The hangingwall position averaged 3 metres at 4.24% copper and the footwall position averaged 4.27 metres at 4.07% copper.
It is interpreted that the Thaduna mineralisation splits between a single structure and two structures and THDD226 has intersected close to the bifurcation point and thus the wide zone with two distinct higher grade zones.
Three phases of testwork have been completed.
The initial program was to determine the amenability of the ore to flotation, the optimum grind size and appropriate reagents. The second program was a more detailed test at the varied grind sizes over different vertical geological zones. The third test program was to test the amenability of the shallow zones to leach testwork.
Rougher optimisation test work to date suggests that a fine grind is not necessary with a 75μm grind size yielding 91.9% recovery while a finer 45μm resulted in 93.2% recovery.
It has also been determined that although the mineralogy responds well to expensive flotation reagents, comparable results were achieved with cheaper xanthate based collectors.
The combination of these two parameters will result in significant operating cost savings.
Leach testwork near surface has also been completed which indicates that near surface ore is also amenable to leaching with a recovery of between 60% to 90%, down to a depth of 70 metres where chalcocite becomes the dominant copper source.
This has found that while there are some oxide copper minerals near surface there is a predominance of copper sulphide minerals which are very amenable to flotation.

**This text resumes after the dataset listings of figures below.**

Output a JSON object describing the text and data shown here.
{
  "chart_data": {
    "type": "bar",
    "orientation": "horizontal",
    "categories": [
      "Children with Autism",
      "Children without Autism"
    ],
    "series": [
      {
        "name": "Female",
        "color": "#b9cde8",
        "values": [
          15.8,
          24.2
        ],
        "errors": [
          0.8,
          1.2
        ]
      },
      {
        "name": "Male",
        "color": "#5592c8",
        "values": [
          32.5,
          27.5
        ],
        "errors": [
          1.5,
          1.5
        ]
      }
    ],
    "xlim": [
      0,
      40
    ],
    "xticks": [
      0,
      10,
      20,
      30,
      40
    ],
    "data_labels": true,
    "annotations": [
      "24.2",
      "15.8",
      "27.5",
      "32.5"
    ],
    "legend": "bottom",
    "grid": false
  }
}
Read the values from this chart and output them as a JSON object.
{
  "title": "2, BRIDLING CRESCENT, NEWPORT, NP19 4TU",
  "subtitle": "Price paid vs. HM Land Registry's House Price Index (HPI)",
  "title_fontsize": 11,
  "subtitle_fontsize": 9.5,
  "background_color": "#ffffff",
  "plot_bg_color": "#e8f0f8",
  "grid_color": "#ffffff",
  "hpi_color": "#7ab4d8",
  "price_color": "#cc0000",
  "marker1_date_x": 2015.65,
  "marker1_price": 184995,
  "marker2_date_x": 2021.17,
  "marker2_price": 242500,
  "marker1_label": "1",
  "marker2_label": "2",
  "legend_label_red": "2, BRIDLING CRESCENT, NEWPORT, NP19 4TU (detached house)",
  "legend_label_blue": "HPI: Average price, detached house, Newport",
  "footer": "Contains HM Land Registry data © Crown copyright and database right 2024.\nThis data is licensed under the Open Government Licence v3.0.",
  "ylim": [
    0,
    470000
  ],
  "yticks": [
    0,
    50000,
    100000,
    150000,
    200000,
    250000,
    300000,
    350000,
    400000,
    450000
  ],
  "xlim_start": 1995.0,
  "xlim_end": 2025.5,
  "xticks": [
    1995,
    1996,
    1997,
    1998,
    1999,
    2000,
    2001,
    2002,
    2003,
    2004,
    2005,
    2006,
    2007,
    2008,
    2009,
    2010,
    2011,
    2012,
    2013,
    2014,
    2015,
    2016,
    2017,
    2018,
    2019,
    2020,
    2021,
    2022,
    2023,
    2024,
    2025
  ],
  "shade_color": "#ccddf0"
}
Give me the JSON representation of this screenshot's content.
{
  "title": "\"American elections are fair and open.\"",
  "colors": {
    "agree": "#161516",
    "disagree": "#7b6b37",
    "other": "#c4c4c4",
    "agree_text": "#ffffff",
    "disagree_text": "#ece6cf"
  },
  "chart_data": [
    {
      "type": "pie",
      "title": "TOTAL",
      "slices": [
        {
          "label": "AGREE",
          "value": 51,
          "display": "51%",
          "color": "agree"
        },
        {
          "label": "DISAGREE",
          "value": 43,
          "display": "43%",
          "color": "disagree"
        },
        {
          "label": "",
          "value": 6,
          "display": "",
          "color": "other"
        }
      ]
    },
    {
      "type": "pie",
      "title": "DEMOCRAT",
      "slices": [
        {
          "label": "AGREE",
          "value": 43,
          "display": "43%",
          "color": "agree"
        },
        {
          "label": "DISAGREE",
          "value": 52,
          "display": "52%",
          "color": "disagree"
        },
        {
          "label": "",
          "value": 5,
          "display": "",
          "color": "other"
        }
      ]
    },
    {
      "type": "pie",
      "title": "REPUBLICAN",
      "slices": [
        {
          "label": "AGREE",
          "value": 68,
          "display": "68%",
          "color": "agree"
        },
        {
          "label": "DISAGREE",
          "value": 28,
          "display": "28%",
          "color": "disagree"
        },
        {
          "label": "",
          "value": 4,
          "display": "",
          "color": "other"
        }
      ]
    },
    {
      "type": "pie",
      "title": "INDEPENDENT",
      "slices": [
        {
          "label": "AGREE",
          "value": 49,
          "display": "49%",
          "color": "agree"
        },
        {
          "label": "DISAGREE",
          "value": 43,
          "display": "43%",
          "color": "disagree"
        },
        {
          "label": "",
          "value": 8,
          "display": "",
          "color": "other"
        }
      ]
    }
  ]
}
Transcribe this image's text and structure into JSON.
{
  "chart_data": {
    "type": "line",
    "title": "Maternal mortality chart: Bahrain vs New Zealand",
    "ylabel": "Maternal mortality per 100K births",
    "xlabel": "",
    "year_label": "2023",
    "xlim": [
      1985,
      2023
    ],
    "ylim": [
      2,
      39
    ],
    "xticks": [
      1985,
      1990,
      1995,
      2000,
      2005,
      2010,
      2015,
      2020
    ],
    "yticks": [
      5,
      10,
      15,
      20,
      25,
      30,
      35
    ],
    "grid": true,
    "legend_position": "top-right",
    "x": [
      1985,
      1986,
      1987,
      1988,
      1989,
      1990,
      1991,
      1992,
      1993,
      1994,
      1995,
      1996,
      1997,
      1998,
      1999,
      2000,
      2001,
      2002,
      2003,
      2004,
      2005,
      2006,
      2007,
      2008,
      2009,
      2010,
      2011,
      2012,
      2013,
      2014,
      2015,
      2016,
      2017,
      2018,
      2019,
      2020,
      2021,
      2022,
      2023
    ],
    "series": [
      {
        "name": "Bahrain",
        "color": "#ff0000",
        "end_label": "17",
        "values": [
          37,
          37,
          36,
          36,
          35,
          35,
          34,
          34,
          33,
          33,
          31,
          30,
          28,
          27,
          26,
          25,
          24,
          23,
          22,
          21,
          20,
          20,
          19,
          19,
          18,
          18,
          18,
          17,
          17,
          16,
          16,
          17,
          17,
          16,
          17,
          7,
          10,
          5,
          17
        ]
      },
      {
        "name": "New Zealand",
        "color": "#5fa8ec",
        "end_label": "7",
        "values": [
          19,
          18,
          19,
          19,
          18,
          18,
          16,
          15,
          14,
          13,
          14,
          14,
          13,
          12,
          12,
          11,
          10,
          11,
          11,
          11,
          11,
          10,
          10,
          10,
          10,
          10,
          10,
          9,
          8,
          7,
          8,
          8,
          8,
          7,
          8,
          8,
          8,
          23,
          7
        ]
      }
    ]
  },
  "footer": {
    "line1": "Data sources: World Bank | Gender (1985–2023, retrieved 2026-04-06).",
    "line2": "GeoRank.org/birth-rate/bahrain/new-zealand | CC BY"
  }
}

It is planned to undertake further sequential copper analysis on the laboratory pulps for all intersections above 200 metres vertically at both Green Dragon and Thaduna. This will result in better metallurgical modeling for the Bankable Feasibility Study.
Future BFS work will include diamond drilling to gain samples for additional metallurgical testwork.
This will target near surface positions to be able to better define the treatment route of ore mined from a potential open cut. Flotation optimisation testwork will be focused refining the following parameters:
- Rougher grind size: Work to date indicates recovery is not significantly impacted by a coarser upfront grind;
- Cleaner grind size: All cleaner tests to-date have been re-ground to 20μm. If regrinding is not required it will result in operational and capital cost savings; and
- Definitive reagent suite: Work to date has identified that a simple low cost reagent suite is required.
Thaduna/Green Dragon is located in the Doolgunna district of Western Australia and has a current Resource of 142,000 tonnes of contained copper and 945,000 ounces of contained silver.
A Bankable Feasibility Study is currently underway and is scheduled for completion in the September quarter 2013.
This will focus on detailed mine planning, metallurgical testwork, processing options, confirmed contract rates and operating cost reduction initiatives.
The Scoping Study completed in February had indicated the project will deliver attractive economics with capital expenditure estimated at $70 million and the average operating expenditure expected to be around $1.75 per pound.
This is based on a mine that will produce 15,000 tonnes of contained copper per annum over a 10 year mine life, with high recoveries and concentrate value.
The extension of the high grade copper zone below the current Green Dragon and Thaduna resource is a positive for Ventnor Resources, giving it the option to expand the project beyond the original open pit with underground mining.
Testwork has also been encouraging with indications that regrinding may not be necessary for good recoveries. This and the requirement for a simple, low cost reagent, will result in cost savings for the project, increasing its attractiveness.